How to reboot application without losing the TreeMap kept in memory?

250 Views Asked by At

In a Spring Boot application, I keep a TreeMap in memory. I'm doing around 10,000 operations per second, and it may increase. To improve performance, I kept data in memory. I want my app to be able to start from the same state when application is restarted.

There are some methods I could find for this.

  1. Keeping data on Hazelcast. In this case I don't risk losing the data unless the Hazelcast dies, but if the Hazelcast dies, I can't restore data. Additionally, I don't think it makes sense to sync that amount of operations on Hazlecast.

  2. Synchronizing events to database. Here, my risk of data loss is very low. However, I need to execute a query after each operation. This may affect performance. Also, I need to handle exceptions on database update.

  3. Synchronizing data in batches There is only one ready solution that I could find here, MapDB. I'm planning to try it but I haven't tried it yet. If there is a more reliable, optimized sink solution that also uses db instead of file, I would prefer to use it.

Any recommendation to solve this question?

1

There are 1 best solutions below

0
On

Do you need a Map or a TreeMap ? Is collating sequence relevant for storage, for access or neither.

For Hazelcast, the chance for data loss is configurable. You set up a cluster with the level of resilience you want. This is the same as with disk, if you have one disk and it fails, you lose data. If you have two and one goes offline, you don't lose data.
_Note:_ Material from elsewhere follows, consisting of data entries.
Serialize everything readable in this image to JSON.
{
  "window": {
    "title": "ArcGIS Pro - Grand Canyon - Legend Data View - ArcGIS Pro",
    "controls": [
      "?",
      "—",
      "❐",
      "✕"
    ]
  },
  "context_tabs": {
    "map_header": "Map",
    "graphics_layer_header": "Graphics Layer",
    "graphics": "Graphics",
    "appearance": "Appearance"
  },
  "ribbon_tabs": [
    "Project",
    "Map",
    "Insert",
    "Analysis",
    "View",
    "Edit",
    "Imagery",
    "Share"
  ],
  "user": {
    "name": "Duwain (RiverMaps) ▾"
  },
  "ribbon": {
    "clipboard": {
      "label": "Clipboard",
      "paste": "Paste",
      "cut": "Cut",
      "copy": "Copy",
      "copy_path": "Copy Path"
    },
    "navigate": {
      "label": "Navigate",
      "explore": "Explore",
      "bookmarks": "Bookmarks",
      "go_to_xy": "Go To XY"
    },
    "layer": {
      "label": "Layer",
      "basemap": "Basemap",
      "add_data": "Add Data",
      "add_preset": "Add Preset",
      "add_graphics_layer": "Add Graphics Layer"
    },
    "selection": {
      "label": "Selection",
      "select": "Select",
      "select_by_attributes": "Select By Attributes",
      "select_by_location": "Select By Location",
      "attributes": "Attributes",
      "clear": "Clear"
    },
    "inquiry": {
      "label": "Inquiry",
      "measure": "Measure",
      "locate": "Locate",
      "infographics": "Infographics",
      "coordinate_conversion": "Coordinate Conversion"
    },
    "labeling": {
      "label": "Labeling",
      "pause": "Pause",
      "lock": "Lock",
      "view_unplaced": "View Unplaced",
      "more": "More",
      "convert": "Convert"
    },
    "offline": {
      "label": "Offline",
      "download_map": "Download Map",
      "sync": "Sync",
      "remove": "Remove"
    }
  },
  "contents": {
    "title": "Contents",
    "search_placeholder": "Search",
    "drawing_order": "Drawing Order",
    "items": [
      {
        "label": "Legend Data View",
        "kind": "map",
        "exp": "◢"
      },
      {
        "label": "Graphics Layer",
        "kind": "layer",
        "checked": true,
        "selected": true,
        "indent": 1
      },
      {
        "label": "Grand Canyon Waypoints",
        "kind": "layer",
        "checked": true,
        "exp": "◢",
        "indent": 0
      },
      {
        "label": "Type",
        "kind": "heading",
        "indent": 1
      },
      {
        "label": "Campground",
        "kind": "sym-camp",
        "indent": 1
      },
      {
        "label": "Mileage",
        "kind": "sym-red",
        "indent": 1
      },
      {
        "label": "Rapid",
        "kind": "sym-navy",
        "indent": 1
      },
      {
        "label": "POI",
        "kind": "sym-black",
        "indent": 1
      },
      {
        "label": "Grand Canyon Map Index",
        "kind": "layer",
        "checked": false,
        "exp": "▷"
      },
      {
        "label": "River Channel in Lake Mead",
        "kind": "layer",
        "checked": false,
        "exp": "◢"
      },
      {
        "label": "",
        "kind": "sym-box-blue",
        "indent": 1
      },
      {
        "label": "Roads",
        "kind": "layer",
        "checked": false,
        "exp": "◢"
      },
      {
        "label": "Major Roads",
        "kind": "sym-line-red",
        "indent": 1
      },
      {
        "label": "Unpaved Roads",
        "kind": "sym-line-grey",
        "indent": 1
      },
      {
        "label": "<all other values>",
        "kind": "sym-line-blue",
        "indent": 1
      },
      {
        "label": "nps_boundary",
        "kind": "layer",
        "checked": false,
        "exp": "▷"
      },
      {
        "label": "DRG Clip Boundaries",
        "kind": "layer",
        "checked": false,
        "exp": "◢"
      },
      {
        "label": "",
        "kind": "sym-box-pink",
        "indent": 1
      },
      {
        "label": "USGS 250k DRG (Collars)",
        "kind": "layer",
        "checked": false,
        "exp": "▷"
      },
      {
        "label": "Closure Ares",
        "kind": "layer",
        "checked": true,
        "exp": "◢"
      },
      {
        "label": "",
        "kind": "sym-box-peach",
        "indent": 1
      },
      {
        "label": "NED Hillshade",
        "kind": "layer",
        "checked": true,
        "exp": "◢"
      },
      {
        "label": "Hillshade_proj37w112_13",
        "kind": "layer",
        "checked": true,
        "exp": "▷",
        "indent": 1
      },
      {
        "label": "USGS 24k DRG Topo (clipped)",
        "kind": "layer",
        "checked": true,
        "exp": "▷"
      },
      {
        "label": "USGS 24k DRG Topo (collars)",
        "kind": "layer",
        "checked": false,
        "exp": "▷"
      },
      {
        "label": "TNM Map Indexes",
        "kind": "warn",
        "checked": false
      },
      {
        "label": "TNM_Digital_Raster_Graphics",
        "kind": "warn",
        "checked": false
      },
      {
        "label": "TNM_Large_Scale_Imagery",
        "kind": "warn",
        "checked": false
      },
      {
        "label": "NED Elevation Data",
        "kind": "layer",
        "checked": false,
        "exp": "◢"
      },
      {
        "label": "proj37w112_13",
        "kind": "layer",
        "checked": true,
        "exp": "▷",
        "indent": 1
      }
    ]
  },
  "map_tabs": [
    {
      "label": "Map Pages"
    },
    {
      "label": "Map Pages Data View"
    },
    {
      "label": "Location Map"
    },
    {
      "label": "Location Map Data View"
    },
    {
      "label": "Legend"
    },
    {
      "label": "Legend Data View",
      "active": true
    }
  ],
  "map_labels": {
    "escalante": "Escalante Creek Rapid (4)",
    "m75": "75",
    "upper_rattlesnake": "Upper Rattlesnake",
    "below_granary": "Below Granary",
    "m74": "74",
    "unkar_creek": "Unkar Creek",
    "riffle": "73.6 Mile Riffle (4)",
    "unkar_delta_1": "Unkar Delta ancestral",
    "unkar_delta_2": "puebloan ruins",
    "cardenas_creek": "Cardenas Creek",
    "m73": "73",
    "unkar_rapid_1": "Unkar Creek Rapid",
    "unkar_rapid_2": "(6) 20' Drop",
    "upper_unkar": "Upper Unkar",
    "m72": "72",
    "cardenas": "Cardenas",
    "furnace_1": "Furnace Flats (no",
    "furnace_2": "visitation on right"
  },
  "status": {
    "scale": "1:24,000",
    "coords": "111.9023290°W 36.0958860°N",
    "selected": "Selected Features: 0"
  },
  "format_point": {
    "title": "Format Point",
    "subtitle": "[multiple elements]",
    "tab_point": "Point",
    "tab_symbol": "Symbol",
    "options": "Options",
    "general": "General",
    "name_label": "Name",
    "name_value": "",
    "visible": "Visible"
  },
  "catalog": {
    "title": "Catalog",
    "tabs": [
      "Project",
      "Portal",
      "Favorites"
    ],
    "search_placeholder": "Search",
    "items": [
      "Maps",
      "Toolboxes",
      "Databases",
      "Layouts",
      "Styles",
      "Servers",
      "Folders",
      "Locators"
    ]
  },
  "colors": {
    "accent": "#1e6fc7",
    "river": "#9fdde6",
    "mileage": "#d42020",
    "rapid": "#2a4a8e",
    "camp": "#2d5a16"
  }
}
You allocate hardware for the level of resilience you need. Three is the recommended minimum.

(10,000 per second isn't worrying either, 1,000,000,000 has been done. Sync to an external store can be immediate or in batches)

Disclaimer, I work for Hazelcast, but I think your question is more fundamental -- how do you keep your store available.

Simply, don't restart. Clustered solutions are the answer here. If you have multiple nodes, the service as a whole stays running even if a few nodes go offline. Do rolling bounces.

If you must restart everything at once, what matters is how quickly can your service bring all data back and what does it do when the restore is 50% done (is 50% data visible?). Immediate replication to elsewhere is only really necessary if you have a clustered solution that hasn't been configured for resilience. Saving intermittently is fine if you have solved resilience.

So, configure your storage so that it doesn't go offline, makes the solution options for backup/restore all the easier.